Pada bulan April, Choy Yuk-ling, produser lepas untuk RTHK, didenda setelah dinyatakan bersalah membuat pernyataan palsu untuk mendapatkan catatan publik, dalam kasus yang disebut Komite untuk Melindungi Jurnalis sangat tidak proporsional. Choy, yang sedang mengerjakan laporan kritis terhadap polisi, mengatakan kasusnya menunjukkan bagaimana para pejabat berusaha membatasi akses ke informasi yang pernah tersedia untuk umum. Dia mengajukan banding atas keyakinannya.
Hambatan birokrasi
Di luar undang-undang keamanan nasional, ada perubahan kebijakan yang lebih kecil yang menurut wartawan Hong Kong dapat menghambat kemampuan mereka untuk melakukan pekerjaan mereka. Beberapa perubahan melibatkan interaksi dengan polisi, yang memiliki beberapa konfrontasi tegang dengan wartawan selama protes 2019. Tahun lalu, polisi mengatakan mereka akan mengakui kredensial jurnalis hanya jika mereka bekerja untuk outlet yang terdaftar di pemerintah atau untuk organisasi berita internasional terkemuka. Tang juga mengatakan bahwa akses ke operasi polisi di lapangan harus dibatasi untuk media tepercaya.
Secara terpisah, pemerintah akan mengizinkan perusahaan untuk menyembunyikan data kepemilikan yang sensitif, yang menurut para kritikus dapat mempersulit pengungkapan penipuan.

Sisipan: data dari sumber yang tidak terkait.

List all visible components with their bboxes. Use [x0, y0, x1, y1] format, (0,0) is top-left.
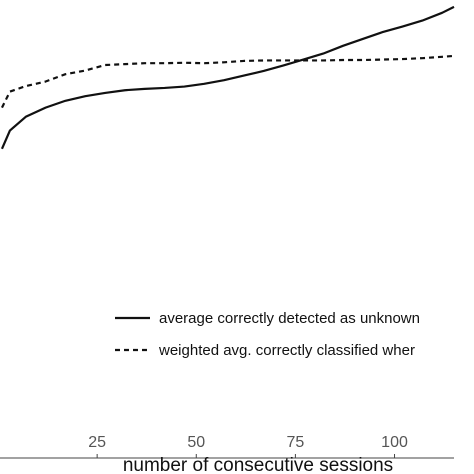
- series-line-1: [0, 5, 455, 150]
- x-tick-label-100: 100: [381, 434, 408, 451]
- series-line-2: [0, 54, 455, 109]
- x-tick-label-25: 25: [88, 434, 106, 451]
- x-ticks: 25 50 75 100: [88, 434, 408, 458]
- legend: average correctly detected as unknown wei…: [115, 310, 420, 359]
- legend-label-1: average correctly detected as unknown: [159, 310, 420, 327]
- legend-label-2: weighted avg. correctly classified wher: [158, 342, 415, 359]
- x-axis-title: number of consecutive sessions: [123, 455, 393, 474]
- x-tick-label-50: 50: [187, 434, 205, 451]
- x-tick-label-75: 75: [286, 434, 304, 451]
- plot-lines: [0, 5, 455, 150]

Outlet media juga telah melaporkan penundaan dalam pemrosesan visa untuk karyawan asing, dan dalam beberapa kasus mereka telah ditolak. The Times mengutip undang-undang keamanan nasional dan gangguan visa dalam keputusannya musim panas lalu untuk memindahkan beberapa anggota staf dari Hong Kong ke Seoul, Korea Selatan, meskipun organisasi berita internasional lainnya mengatakan mereka tidak memiliki rencana untuk pergi.
Lebih banyak tantangan bisa di jalan
Lam mengangkat alarm bulan lalu ketika dia mengatakan pemerintah sedang menjajaki undang-undang terhadap berita palsu, pertanyaannya adalah bagaimana berita palsu harus didefinisikan dan oleh siapa. Undang-undang serupa yang diberlakukan di negara-negara Asia seperti Kamboja, Malaysia dan Singapura telah dikritik sebagai alat untuk meredam perbedaan pendapat.